In this article evidence is presented for the existence of mammalian acetoacetate decarboxylase (acetoacetate carboxy-lyase: E.G. 4.1.1.4). From experiments with human blood serum the presence of a non-ultrafiltrable activator, accelerating the decomposition of acetoacetate into acetone and carbon dioxide, is established. Kinetic studies about this activator are performed by means of repeated gas Chromatographie determination of acetone in the head space vapour.

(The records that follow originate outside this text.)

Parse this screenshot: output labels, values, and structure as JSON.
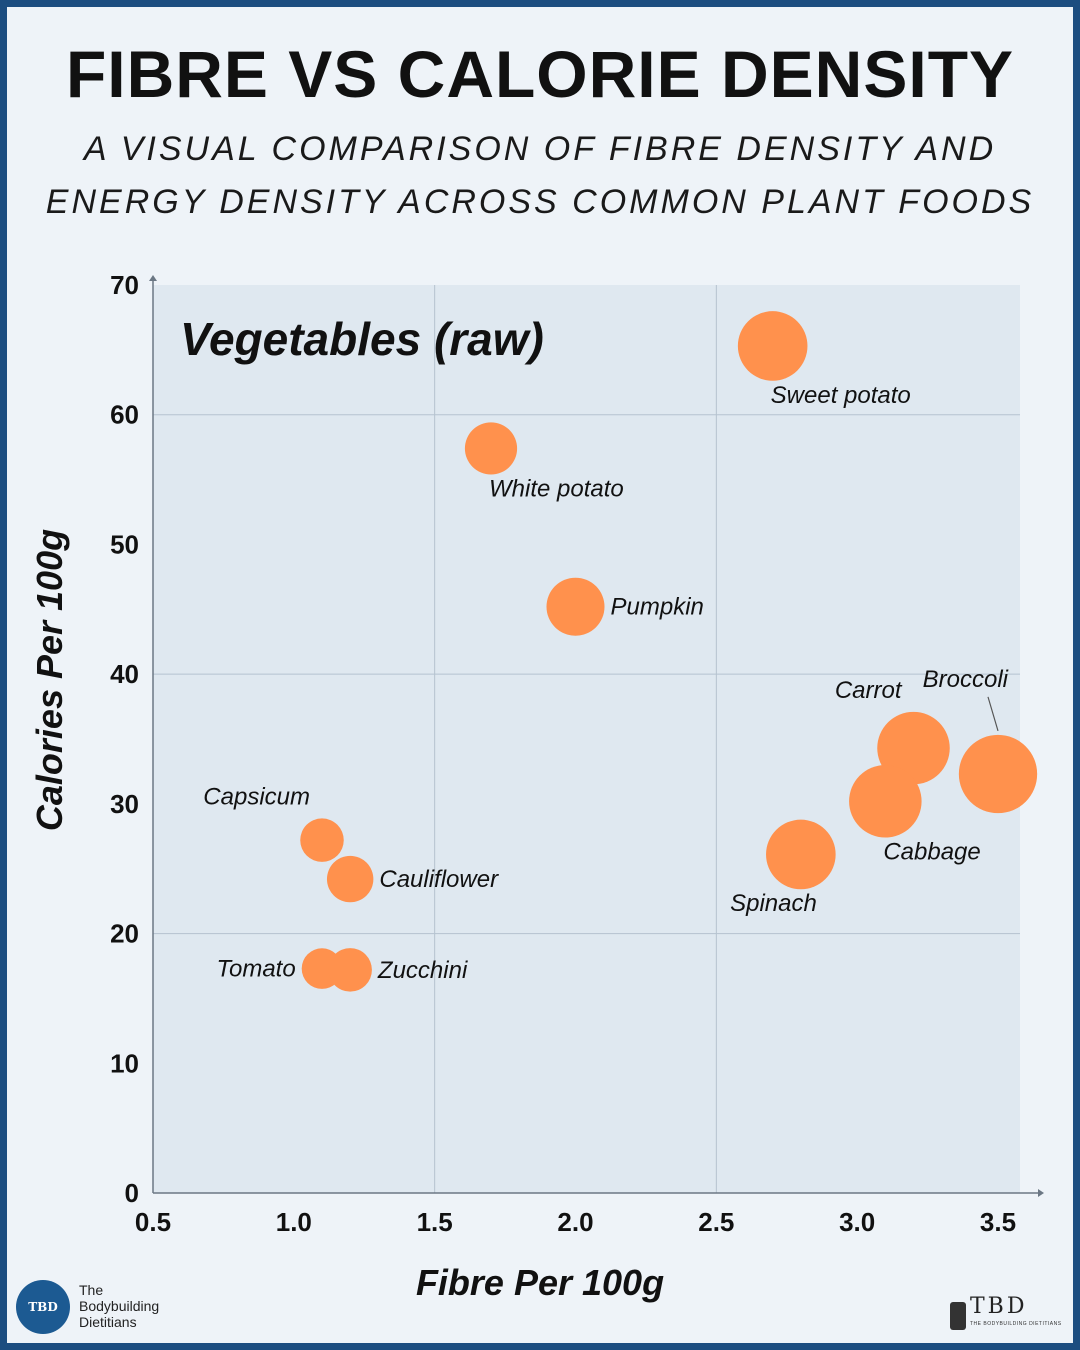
{
  "title": "FIBRE VS CALORIE DENSITY",
  "subtitle_line1": "A VISUAL COMPARISON OF FIBRE DENSITY AND",
  "subtitle_line2": "ENERGY DENSITY ACROSS COMMON PLANT FOODS",
  "colors": {
    "accent": "#ff914d",
    "frame": "#1c4d80",
    "background": "#eef3f8",
    "plot_background": "#dfe8f0",
    "grid": "#b5c2cf"
  },
  "brand": {
    "left_badge": "TBD",
    "left_line1": "The",
    "left_line2": "Bodybuilding",
    "left_line3": "Dietitians",
    "right_mark": "TBD",
    "right_tagline": "THE BODYBUILDING DIETITIANS"
  },
  "chart_data": {
    "type": "scatter",
    "title": "Vegetables (raw)",
    "xlabel": "Fibre Per 100g",
    "ylabel": "Calories Per 100g",
    "xlim": [
      0.5,
      3.6
    ],
    "ylim": [
      0,
      70
    ],
    "xticks": [
      0.5,
      1.0,
      1.5,
      2.0,
      2.5,
      3.0,
      3.5
    ],
    "xtick_labels": [
      "0.5",
      "1.0",
      "1.5",
      "2.0",
      "2.5",
      "3.0",
      "3.5"
    ],
    "yticks": [
      0,
      10,
      20,
      30,
      40,
      50,
      60,
      70
    ],
    "ytick_labels": [
      "0",
      "10",
      "20",
      "30",
      "40",
      "50",
      "60",
      "70"
    ],
    "gridlines_x": [
      1.5,
      2.5
    ],
    "gridlines_y": [
      20,
      40,
      60
    ],
    "points": [
      {
        "label": "Sweet potato",
        "x": 2.7,
        "y": 65.3,
        "size": 1.2,
        "label_pos": "below-right"
      },
      {
        "label": "White potato",
        "x": 1.7,
        "y": 57.4,
        "size": 0.9,
        "label_pos": "below-right"
      },
      {
        "label": "Pumpkin",
        "x": 2.0,
        "y": 45.2,
        "size": 1.0,
        "label_pos": "right"
      },
      {
        "label": "Broccoli",
        "x": 3.5,
        "y": 32.3,
        "size": 1.35,
        "label_pos": "above-leader"
      },
      {
        "label": "Carrot",
        "x": 3.2,
        "y": 34.3,
        "size": 1.25,
        "label_pos": "above-left"
      },
      {
        "label": "Cabbage",
        "x": 3.1,
        "y": 30.2,
        "size": 1.25,
        "label_pos": "below-right"
      },
      {
        "label": "Spinach",
        "x": 2.8,
        "y": 26.1,
        "size": 1.2,
        "label_pos": "below-left"
      },
      {
        "label": "Capsicum",
        "x": 1.1,
        "y": 27.2,
        "size": 0.75,
        "label_pos": "above-left"
      },
      {
        "label": "Cauliflower",
        "x": 1.2,
        "y": 24.2,
        "size": 0.8,
        "label_pos": "right"
      },
      {
        "label": "Tomato",
        "x": 1.1,
        "y": 17.3,
        "size": 0.7,
        "label_pos": "left"
      },
      {
        "label": "Zucchini",
        "x": 1.2,
        "y": 17.2,
        "size": 0.75,
        "label_pos": "right"
      }
    ]
  }
}
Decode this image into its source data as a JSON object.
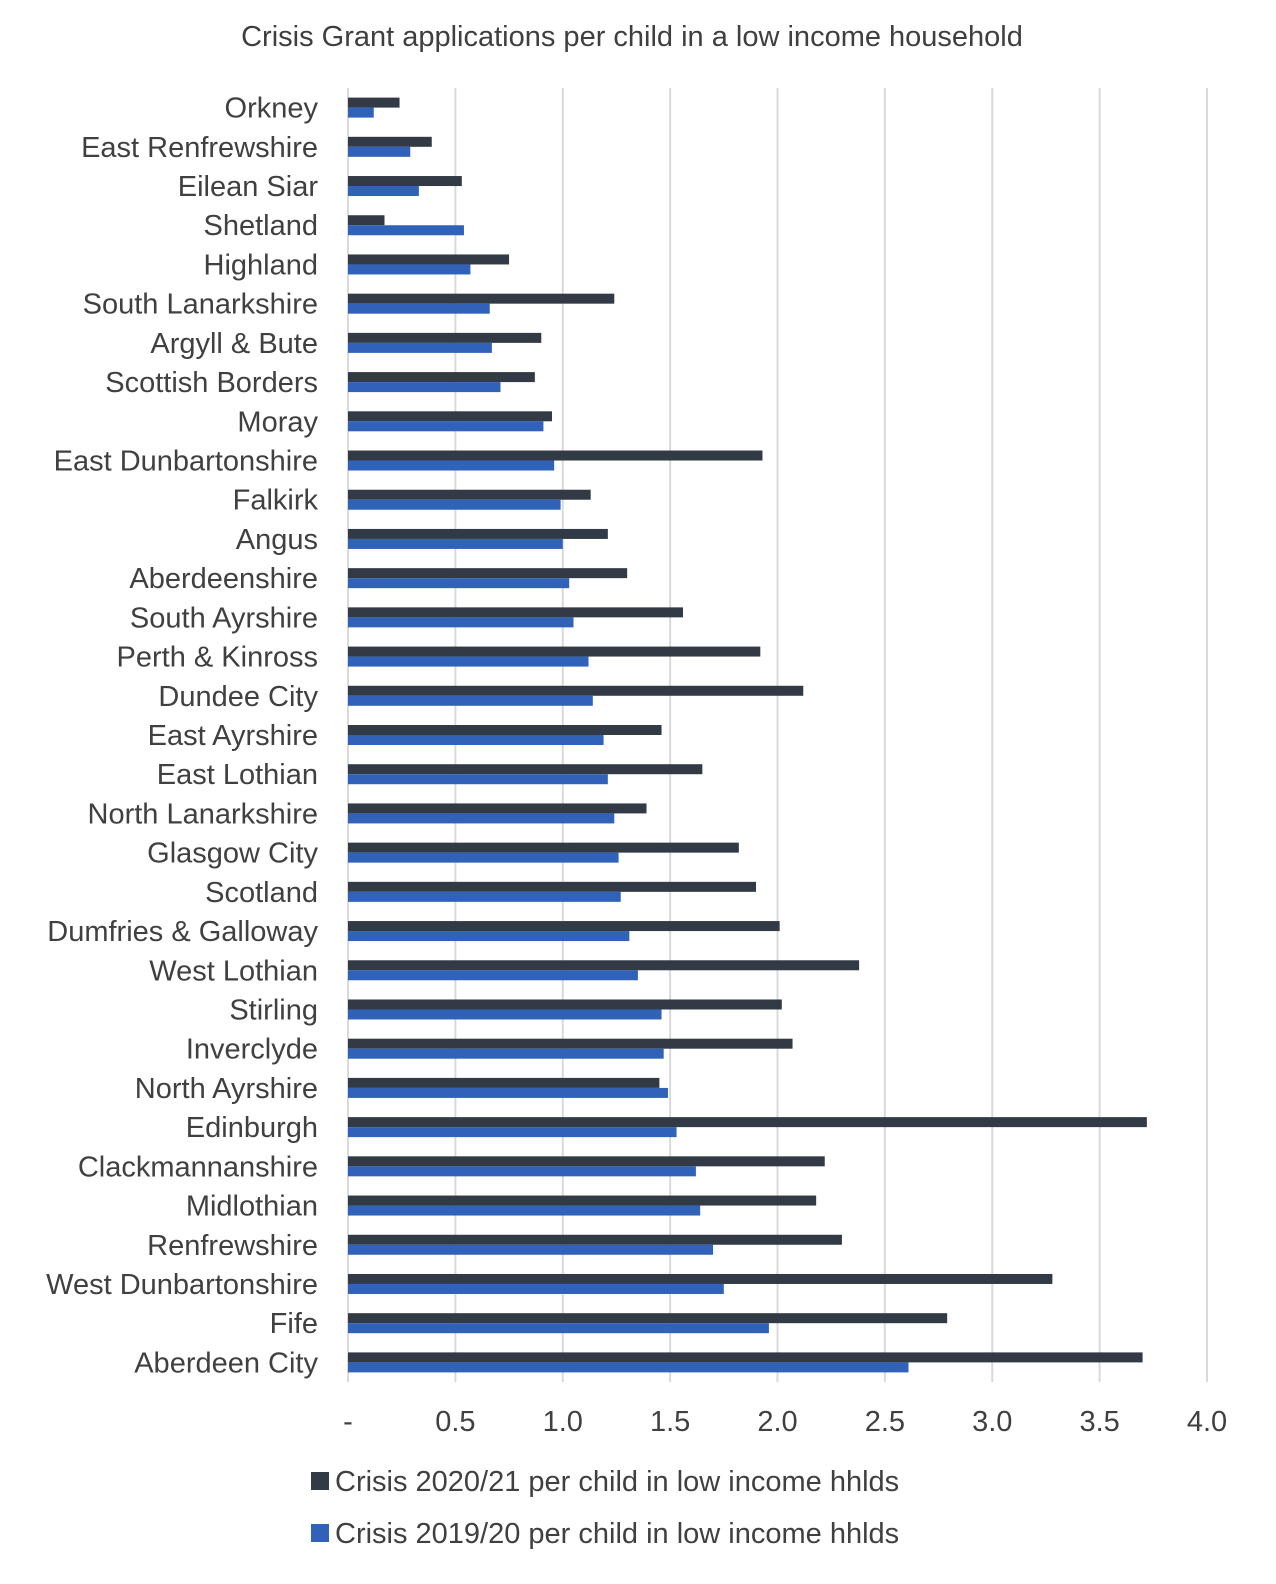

From the experiments with different, more or less purified, human protein fractions it can be concluded that the enzyme activity present in human blood serum is located in the albumin fraction and demonstrates : (1) an optimal activity at pH = 4.5, (2) a low substrate affinity (Km = 4 (± 1.5) · 10−1 M), (3) a temperature coefficient (Q10) of 2.5 in the range 20°–40°, (4) heat instability at 80°, (5) loss of activity by denaturation with HgCl2, (6) inhibition of enzyme activity by iodoacetate and urea, (7) activation of enzyme activity by lactoflavin. No inhibition of the enzyme activity was found by addition of CN− or pyruvic acid.

Also the presence of acetoacetate decarboxylase activity in rat liver tissue is mentioned.